Implement linking of text encoder and tokenizer directories in conversion process. Enhance error handling in LTX2TextEncoder for tokenizer loading, providing a fallback model if the specified path is unavailable.

2026-03-09 18:25:32 +01:00
parent 41ed62f7e8
commit 576e01da14
2 changed files with 31 additions and 1 deletions
--- a/mlx_video/models/ltx/convert.py
+++ b/mlx_video/models/ltx/convert.py
@@ -611,6 +611,33 @@ def convert(source: str, output_path: Path, variant: str = "distilled"):
        else:
            print(f"  {upscaler_file}: not found, skipping")

+    # 8. Link text_encoder and tokenizer directories
+    print("\nLinking text encoder & tokenizer...")
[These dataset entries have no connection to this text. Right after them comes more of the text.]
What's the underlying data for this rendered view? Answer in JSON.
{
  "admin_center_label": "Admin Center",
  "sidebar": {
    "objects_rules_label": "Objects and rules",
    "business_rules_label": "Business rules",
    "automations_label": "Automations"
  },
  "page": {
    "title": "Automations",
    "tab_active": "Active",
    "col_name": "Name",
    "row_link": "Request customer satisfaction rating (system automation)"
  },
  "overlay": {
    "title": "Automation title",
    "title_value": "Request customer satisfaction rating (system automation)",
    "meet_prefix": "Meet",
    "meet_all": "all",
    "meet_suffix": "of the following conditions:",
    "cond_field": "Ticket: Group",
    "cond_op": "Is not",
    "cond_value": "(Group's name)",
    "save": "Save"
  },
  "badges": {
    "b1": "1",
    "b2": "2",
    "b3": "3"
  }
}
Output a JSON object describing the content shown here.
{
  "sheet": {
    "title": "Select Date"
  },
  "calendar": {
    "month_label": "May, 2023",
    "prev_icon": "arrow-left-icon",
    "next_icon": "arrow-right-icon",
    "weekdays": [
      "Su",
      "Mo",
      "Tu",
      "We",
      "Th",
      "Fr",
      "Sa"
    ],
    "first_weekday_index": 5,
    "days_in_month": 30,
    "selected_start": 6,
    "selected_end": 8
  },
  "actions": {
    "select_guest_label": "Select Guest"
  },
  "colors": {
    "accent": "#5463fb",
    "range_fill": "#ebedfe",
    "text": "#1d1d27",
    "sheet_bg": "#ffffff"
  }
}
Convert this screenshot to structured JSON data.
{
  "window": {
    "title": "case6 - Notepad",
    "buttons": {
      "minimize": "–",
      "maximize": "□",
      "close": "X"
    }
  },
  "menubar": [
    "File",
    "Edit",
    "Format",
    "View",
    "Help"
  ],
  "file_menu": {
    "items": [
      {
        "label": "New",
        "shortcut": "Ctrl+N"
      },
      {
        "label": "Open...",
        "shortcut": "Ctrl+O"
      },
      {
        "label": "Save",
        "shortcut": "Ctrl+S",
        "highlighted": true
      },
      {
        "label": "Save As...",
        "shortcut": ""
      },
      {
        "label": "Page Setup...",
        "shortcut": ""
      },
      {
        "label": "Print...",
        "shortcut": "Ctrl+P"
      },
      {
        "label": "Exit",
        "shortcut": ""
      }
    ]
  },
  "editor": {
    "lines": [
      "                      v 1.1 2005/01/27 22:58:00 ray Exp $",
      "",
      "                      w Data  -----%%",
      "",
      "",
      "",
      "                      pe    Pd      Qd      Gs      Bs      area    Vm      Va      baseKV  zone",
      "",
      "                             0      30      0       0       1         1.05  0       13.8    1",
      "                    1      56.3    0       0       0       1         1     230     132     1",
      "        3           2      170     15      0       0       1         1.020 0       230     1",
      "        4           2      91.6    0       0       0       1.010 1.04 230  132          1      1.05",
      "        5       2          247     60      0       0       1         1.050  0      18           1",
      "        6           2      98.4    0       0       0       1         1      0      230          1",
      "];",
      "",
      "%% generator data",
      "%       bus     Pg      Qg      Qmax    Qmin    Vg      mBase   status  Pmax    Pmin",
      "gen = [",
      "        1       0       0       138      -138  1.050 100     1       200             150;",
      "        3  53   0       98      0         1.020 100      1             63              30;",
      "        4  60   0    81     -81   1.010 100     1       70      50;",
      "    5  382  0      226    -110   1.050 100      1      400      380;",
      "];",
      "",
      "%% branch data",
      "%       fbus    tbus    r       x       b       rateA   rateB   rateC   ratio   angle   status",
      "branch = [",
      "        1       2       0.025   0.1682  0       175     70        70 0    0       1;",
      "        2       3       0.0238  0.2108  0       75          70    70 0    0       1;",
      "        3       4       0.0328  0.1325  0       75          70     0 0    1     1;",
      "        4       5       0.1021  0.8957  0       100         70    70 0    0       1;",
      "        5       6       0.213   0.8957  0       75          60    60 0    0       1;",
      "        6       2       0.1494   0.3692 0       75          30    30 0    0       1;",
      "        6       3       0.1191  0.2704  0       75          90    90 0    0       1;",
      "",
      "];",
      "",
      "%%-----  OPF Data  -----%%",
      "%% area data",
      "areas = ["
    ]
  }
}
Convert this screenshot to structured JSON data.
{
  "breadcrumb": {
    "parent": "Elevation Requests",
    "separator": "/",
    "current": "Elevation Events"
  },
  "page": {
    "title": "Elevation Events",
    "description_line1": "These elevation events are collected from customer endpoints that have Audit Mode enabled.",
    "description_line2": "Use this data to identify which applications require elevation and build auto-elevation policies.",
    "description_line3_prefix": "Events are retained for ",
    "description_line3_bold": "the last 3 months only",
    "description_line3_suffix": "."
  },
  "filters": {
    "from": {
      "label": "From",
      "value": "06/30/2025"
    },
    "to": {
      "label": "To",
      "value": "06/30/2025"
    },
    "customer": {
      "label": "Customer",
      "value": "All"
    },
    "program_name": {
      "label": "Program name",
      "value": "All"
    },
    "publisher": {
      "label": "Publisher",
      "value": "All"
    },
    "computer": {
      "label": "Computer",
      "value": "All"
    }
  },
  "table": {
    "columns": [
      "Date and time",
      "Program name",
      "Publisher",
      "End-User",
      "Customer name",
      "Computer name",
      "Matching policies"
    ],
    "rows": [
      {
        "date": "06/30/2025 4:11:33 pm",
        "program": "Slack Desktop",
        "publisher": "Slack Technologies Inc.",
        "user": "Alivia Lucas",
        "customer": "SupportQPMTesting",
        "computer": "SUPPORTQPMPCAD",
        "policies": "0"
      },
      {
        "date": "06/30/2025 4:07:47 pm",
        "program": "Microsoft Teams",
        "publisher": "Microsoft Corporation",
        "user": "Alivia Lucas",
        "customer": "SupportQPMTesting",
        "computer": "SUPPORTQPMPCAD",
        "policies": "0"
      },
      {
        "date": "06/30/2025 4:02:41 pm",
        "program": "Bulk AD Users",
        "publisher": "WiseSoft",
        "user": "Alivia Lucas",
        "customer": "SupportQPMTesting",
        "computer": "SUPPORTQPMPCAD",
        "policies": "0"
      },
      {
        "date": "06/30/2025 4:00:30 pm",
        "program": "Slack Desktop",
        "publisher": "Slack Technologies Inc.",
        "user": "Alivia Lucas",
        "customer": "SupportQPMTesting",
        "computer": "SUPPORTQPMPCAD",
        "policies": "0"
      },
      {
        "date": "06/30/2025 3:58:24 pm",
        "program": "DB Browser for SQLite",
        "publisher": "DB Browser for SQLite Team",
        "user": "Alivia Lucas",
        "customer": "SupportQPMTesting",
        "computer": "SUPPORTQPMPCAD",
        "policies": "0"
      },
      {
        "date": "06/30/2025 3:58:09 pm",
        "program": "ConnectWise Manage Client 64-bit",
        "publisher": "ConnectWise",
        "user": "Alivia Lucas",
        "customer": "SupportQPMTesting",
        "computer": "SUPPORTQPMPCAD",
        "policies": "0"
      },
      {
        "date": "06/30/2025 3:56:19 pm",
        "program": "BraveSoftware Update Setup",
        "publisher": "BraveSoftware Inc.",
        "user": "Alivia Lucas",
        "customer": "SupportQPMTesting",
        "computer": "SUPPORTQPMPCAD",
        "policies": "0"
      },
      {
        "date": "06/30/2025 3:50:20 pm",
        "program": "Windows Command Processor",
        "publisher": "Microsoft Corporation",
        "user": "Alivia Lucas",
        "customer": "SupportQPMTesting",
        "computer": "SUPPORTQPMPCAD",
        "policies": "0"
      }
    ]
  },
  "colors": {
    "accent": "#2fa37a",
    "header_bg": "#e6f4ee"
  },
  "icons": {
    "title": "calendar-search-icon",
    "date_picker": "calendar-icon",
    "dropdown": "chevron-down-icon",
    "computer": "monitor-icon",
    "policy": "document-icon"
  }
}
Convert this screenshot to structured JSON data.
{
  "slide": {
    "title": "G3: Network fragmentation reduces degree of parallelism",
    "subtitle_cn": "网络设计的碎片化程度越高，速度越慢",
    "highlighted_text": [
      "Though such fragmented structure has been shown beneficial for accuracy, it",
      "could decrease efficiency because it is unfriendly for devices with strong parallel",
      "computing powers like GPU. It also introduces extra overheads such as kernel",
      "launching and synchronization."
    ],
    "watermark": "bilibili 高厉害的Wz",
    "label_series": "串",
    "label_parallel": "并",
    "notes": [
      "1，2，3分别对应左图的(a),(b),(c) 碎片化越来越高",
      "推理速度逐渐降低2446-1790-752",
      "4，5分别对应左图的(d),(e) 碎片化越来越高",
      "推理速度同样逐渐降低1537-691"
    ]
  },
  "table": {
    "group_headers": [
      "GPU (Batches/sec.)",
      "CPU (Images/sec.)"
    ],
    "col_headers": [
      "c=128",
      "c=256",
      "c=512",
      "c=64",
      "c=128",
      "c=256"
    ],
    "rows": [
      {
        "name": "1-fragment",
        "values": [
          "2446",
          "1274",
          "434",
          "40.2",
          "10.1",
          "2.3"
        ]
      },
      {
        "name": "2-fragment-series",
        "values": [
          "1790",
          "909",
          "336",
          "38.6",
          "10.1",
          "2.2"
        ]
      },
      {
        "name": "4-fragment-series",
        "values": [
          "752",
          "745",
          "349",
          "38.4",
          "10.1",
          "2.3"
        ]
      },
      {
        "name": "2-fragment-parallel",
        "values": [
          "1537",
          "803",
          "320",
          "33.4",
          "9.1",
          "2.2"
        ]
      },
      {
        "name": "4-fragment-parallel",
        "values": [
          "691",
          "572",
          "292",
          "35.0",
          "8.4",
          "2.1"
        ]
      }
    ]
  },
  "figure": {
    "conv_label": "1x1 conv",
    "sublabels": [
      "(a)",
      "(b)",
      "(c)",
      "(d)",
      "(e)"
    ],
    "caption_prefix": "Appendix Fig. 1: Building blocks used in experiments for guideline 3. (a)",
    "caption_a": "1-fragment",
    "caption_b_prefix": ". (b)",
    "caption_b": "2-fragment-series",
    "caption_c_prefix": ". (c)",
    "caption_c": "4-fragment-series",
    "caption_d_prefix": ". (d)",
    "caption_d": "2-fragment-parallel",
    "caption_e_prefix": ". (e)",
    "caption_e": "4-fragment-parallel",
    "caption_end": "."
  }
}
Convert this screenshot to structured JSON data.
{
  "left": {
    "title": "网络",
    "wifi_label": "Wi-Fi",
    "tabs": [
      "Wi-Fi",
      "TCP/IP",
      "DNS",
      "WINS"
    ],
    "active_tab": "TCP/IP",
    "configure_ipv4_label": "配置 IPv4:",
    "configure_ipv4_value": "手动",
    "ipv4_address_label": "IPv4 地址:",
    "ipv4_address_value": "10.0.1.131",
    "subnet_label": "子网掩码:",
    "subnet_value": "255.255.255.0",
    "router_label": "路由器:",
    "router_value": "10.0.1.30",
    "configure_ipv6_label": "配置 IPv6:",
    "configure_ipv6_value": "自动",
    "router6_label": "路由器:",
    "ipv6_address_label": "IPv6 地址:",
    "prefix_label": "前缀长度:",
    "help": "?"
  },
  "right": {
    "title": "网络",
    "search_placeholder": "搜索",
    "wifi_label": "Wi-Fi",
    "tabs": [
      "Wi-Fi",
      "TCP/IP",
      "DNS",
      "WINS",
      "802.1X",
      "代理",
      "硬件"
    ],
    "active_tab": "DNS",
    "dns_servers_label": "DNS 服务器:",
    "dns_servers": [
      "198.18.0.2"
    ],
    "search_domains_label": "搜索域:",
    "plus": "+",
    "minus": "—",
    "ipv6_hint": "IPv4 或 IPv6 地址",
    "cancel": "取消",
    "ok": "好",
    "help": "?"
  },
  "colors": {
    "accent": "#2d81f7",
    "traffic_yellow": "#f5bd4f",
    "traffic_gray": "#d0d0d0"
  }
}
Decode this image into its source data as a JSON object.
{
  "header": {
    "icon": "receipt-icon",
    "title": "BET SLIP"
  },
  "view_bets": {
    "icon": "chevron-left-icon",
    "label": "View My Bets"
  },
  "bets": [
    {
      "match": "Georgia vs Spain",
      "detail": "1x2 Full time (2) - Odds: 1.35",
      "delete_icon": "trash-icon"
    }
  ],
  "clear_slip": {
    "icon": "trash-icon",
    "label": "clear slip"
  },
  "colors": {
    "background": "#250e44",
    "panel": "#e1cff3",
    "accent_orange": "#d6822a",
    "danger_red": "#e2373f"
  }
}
+    for subdir in ["text_encoder", "tokenizer"]:
+        dest = output_path / subdir
+        if dest.exists():
+            print(f"  {subdir}/: already exists, skipping")
+            continue
+
+        local_candidate = source_dir / subdir
+        if local_candidate.is_dir():
+            # Resolve through symlinks to get the real directory
+            real_path = local_candidate.resolve()
+            dest.symlink_to(real_path)
+            print(f"  {subdir}/: symlinked to {real_path}")
+        elif is_hf_repo:
+            from huggingface_hub import snapshot_download
+
+            print(f"  {subdir}/: downloading from {source}...")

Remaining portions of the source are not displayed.